Carissimi, la rinascita è davvero possibile. Camminiamo e “piantiamo” insieme! Spinti dal sussurro del vento leggero della speranza in cui si rende presente Dio. È necessario che tutti noi facciamo sentire la nostra voce. Bisogna rimboccarsi le maniche! Non è più tempo di lamentarsi. Dobbiamo passare dal lamento all’impegno. Con l'aiuto di Dio, possiamo fare grandi cose! Iniziamo anzitutto a restituire al Creato ciò che è andato distrutto. Ho pensato ad una prima iniziativa che vuole assumere un forte valore simbolico. La piantumazione di nuovi alberi nelle zone incendiate. La ricrescita degli alberi a Vergons ha significato anche il ripopolamento del territorio. Anche noi come Elzéard inizieremo a piantare alberi. Perché rigenerino la vita.
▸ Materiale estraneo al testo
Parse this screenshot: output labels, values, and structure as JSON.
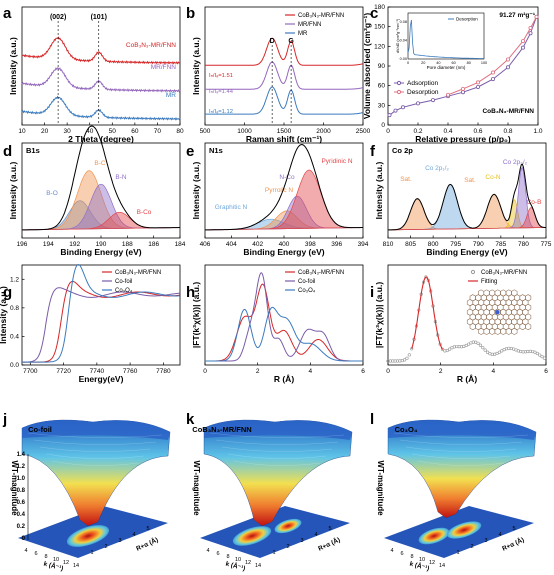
{
  "chart_data": [
    {
      "panel": "a",
      "type": "line",
      "xlabel": "2 Theta (degree)",
      "ylabel": "Intensity (a.u.)",
      "xlim": [
        10,
        80
      ],
      "xticks": [
        10,
        20,
        30,
        40,
        50,
        60,
        70,
        80
      ],
      "annotations": [
        "(002)",
        "(101)"
      ],
      "series": [
        {
          "name": "CoB₃N₃-MR/FNN",
          "color": "#d62728",
          "peaks": [
            [
              26,
              0.95
            ],
            [
              44,
              0.5
            ]
          ],
          "offset": 0.55
        },
        {
          "name": "MR/FNN",
          "color": "#9467bd",
          "peaks": [
            [
              26,
              0.85
            ],
            [
              44,
              0.45
            ]
          ],
          "offset": 0.3
        },
        {
          "name": "MR",
          "color": "#3b7bbf",
          "peaks": [
            [
              26,
              0.8
            ],
            [
              44,
              0.4
            ]
          ],
          "offset": 0.05
        }
      ]
    },
    {
      "panel": "b",
      "type": "line",
      "xlabel": "Raman shift (cm⁻¹)",
      "ylabel": "Intensity (a.u.)",
      "xlim": [
        500,
        2500
      ],
      "xticks": [
        500,
        1000,
        1500,
        2000,
        2500
      ],
      "annotations": [
        "D",
        "G"
      ],
      "ratios": [
        "Iₙ/Iₔ=1.51",
        "Iₙ/Iₔ=1.44",
        "Iₙ/Iₔ=1.12"
      ],
      "series": [
        {
          "name": "CoB₃N₃-MR/FNN",
          "color": "#d62728"
        },
        {
          "name": "MR/FNN",
          "color": "#9467bd"
        },
        {
          "name": "MR",
          "color": "#3b7bbf"
        }
      ]
    },
    {
      "panel": "c",
      "type": "line",
      "xlabel": "Relative pressure (p/p₀)",
      "ylabel": "Volume absorbed (cm³g⁻¹)",
      "xlim": [
        0,
        1.0
      ],
      "ylim": [
        0,
        180
      ],
      "yticks": [
        0,
        30,
        60,
        90,
        120,
        150,
        180
      ],
      "annotations": [
        "91.27 m²g⁻¹",
        "CoB₃N₃-MR/FNN"
      ],
      "series": [
        {
          "name": "Adsorption",
          "color": "#7a5ca8",
          "points": [
            [
              0.01,
              15
            ],
            [
              0.05,
              22
            ],
            [
              0.1,
              27
            ],
            [
              0.2,
              33
            ],
            [
              0.3,
              38
            ],
            [
              0.4,
              44
            ],
            [
              0.5,
              50
            ],
            [
              0.6,
              58
            ],
            [
              0.7,
              70
            ],
            [
              0.8,
              88
            ],
            [
              0.9,
              118
            ],
            [
              0.95,
              140
            ],
            [
              0.99,
              165
            ]
          ]
        },
        {
          "name": "Desorption",
          "color": "#e07080",
          "points": [
            [
              0.4,
              46
            ],
            [
              0.5,
              55
            ],
            [
              0.6,
              65
            ],
            [
              0.7,
              80
            ],
            [
              0.8,
              100
            ],
            [
              0.9,
              128
            ],
            [
              0.95,
              148
            ],
            [
              0.99,
              165
            ]
          ]
        }
      ],
      "inset": {
        "xlabel": "Pore diameter (nm)",
        "ylabel": "dV/dD (cm³g⁻¹nm⁻¹)",
        "legend": "Desorption",
        "xticks": [
          0,
          20,
          40,
          60,
          80,
          100
        ],
        "yticks": [
          "0.00",
          "0.04",
          "0.08"
        ]
      }
    },
    {
      "panel": "d",
      "type": "line",
      "title": "B1s",
      "xlabel": "Binding Energy (eV)",
      "ylabel": "Intensity (a.u.)",
      "xlim": [
        196,
        184
      ],
      "xticks": [
        196,
        194,
        192,
        190,
        188,
        186,
        184
      ],
      "components": [
        {
          "name": "B-O",
          "color": "#6a8fc7",
          "center": 191.6
        },
        {
          "name": "B-C",
          "color": "#f0944f",
          "center": 190.9
        },
        {
          "name": "B-N",
          "color": "#8e6fc9",
          "center": 190.0
        },
        {
          "name": "B-Co",
          "color": "#e2474b",
          "center": 188.6
        }
      ]
    },
    {
      "panel": "e",
      "type": "line",
      "title": "N1s",
      "xlabel": "Binding Energy (eV)",
      "ylabel": "Intensity (a.u.)",
      "xlim": [
        406,
        394
      ],
      "xticks": [
        406,
        404,
        402,
        400,
        398,
        396,
        394
      ],
      "components": [
        {
          "name": "Graphitic N",
          "color": "#6fa8dc",
          "center": 401.0
        },
        {
          "name": "Pyrrolic N",
          "color": "#f0944f",
          "center": 399.8
        },
        {
          "name": "N-Co",
          "color": "#8e6fc9",
          "center": 399.0
        },
        {
          "name": "Pyridinic N",
          "color": "#e2474b",
          "center": 398.1
        }
      ]
    },
    {
      "panel": "f",
      "type": "line",
      "title": "Co 2p",
      "xlabel": "Binding Energy (eV)",
      "ylabel": "Intensity (a.u.)",
      "xlim": [
        810,
        775
      ],
      "xticks": [
        810,
        805,
        800,
        795,
        790,
        785,
        780,
        775
      ],
      "components": [
        {
          "name": "Sat.",
          "color": "#f0944f",
          "center": 803.5
        },
        {
          "name": "Co 2p₁/₂",
          "color": "#6fa8dc",
          "center": 796.2
        },
        {
          "name": "Sat.",
          "color": "#f0944f",
          "center": 786.5
        },
        {
          "name": "Co-N",
          "color": "#e8c020",
          "center": 782.0
        },
        {
          "name": "Co 2p₃/₂",
          "color": "#8e6fc9",
          "center": 780.3
        },
        {
          "name": "Co-B",
          "color": "#e2474b",
          "center": 778.3
        }
      ]
    },
    {
      "panel": "g",
      "type": "line",
      "xlabel": "Energy(eV)",
      "ylabel": "Intensity (a.u.)",
      "xlim": [
        7695,
        7790
      ],
      "xticks": [
        7700,
        7720,
        7740,
        7760,
        7780
      ],
      "ylim": [
        0,
        1.4
      ],
      "yticks": [
        "0.0",
        "0.4",
        "0.8",
        "1.2"
      ],
      "series": [
        {
          "name": "CoB₃N₃-MR/FNN",
          "color": "#d62728"
        },
        {
          "name": "Co-foil",
          "color": "#7a5ca8"
        },
        {
          "name": "Co₃O₄",
          "color": "#3b7bbf"
        }
      ]
    },
    {
      "panel": "h",
      "type": "line",
      "xlabel": "R (Å)",
      "ylabel": "|FT(k³χ(k))| (a.u.)",
      "xlim": [
        0,
        6
      ],
      "xticks": [
        0,
        2,
        4,
        6
      ],
      "series": [
        {
          "name": "CoB₃N₃-MR/FNN",
          "color": "#d62728"
        },
        {
          "name": "Co-foil",
          "color": "#7a5ca8"
        },
        {
          "name": "Co₃O₄",
          "color": "#3b7bbf"
        }
      ]
    },
    {
      "panel": "i",
      "type": "line",
      "xlabel": "R (Å)",
      "ylabel": "|FT(k³χ(k))| (a.u.)",
      "xlim": [
        0,
        6
      ],
      "xticks": [
        0,
        2,
        4,
        6
      ],
      "series": [
        {
          "name": "CoB₃N₃-MR/FNN",
          "color": "#999999"
        },
        {
          "name": "Fitting",
          "color": "#d62728"
        }
      ]
    },
    {
      "panel": "j",
      "type": "heatmap",
      "title": "Co-foil",
      "zlabel": "WT-magnitude",
      "xlabel": "k (Å⁻¹)",
      "ylabel": "R+α (Å)",
      "zticks": [
        "0",
        "0.2",
        "0.4",
        "0.6",
        "0.8",
        "1.0",
        "1.2",
        "1.4"
      ],
      "kticks": [
        "4",
        "6",
        "8",
        "10",
        "12",
        "14"
      ],
      "rticks": [
        "1",
        "2",
        "3",
        "4",
        "5"
      ]
    },
    {
      "panel": "k",
      "type": "heatmap",
      "title": "CoB₃N₃-MR/FNN",
      "zlabel": "WT-magnitude",
      "xlabel": "k (Å⁻¹)",
      "ylabel": "R+α (Å)",
      "kticks": [
        "4",
        "6",
        "8",
        "10",
        "12",
        "14"
      ],
      "rticks": [
        "1",
        "2",
        "3",
        "4",
        "5"
      ]
    },
    {
      "panel": "l",
      "type": "heatmap",
      "title": "Co₃O₄",
      "zlabel": "WT-magnitude",
      "xlabel": "k (Å⁻¹)",
      "ylabel": "R+α (Å)",
      "kticks": [
        "4",
        "6",
        "8",
        "10",
        "12",
        "14"
      ],
      "rticks": [
        "1",
        "2",
        "3",
        "4",
        "5"
      ]
    }
  ],
  "panel_letters": [
    "a",
    "b",
    "c",
    "d",
    "e",
    "f",
    "g",
    "h",
    "i",
    "j",
    "k",
    "l"
  ]
}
E la loro piantagione ci ricordi che, anche attraverso l’inclusione socio-lavorativa dei cittadini di Paesi terzi, è possibile avviare un percorso che porti al ripopolamento delle Madonie.
Il prossimo 20 novembre alle ore 10:30 ci ritroveremo in Contrada Monte, nella via Padre Pio, territorio tra Cefalù e Gratteri, per piantare nuovi semi di vita.
Invito i Sindaci dei Comuni che sono stati gravemente sfigurati dagli incendi a portare una zolla di terra del proprio territorio, per mettere a dimora una quercia vicino l’edicola dedicata a San Pio da Pietrelcina distrutta dall’ultimo incendio.
Invito il Corpo delle Guardie Forestali, tutte le Forze dell’Ordine, la Protezione civile, e tutti coloro che a titolo volontario si sono adoperati per lo spegnimento degli incendi.
Invito i Presidi delle scuole di ogni ordine e grado insieme ad alcuni Rappresentanti degli studenti. Nell’occasione proporrò alle scuole di rinnovare la bella tradizione della festa dell’albero che si celebra ogni anno il 21 novembre. Alcune piante verranno consegnate alle scuole per celebrare tale evento.
Invito le “Consulte giovanili” dei diversi comuni a farsi promotori presso le istituzioni locali di un progetto per la custodia della “casa comune”.
Invito i Parroci e i Responsabili della pastorale giovanile a dare inizio ad un movimento di giovani della “Laudato si”, quali sentinelle del creato.
Questi alberi segnino davvero la rinascita del nostro territorio!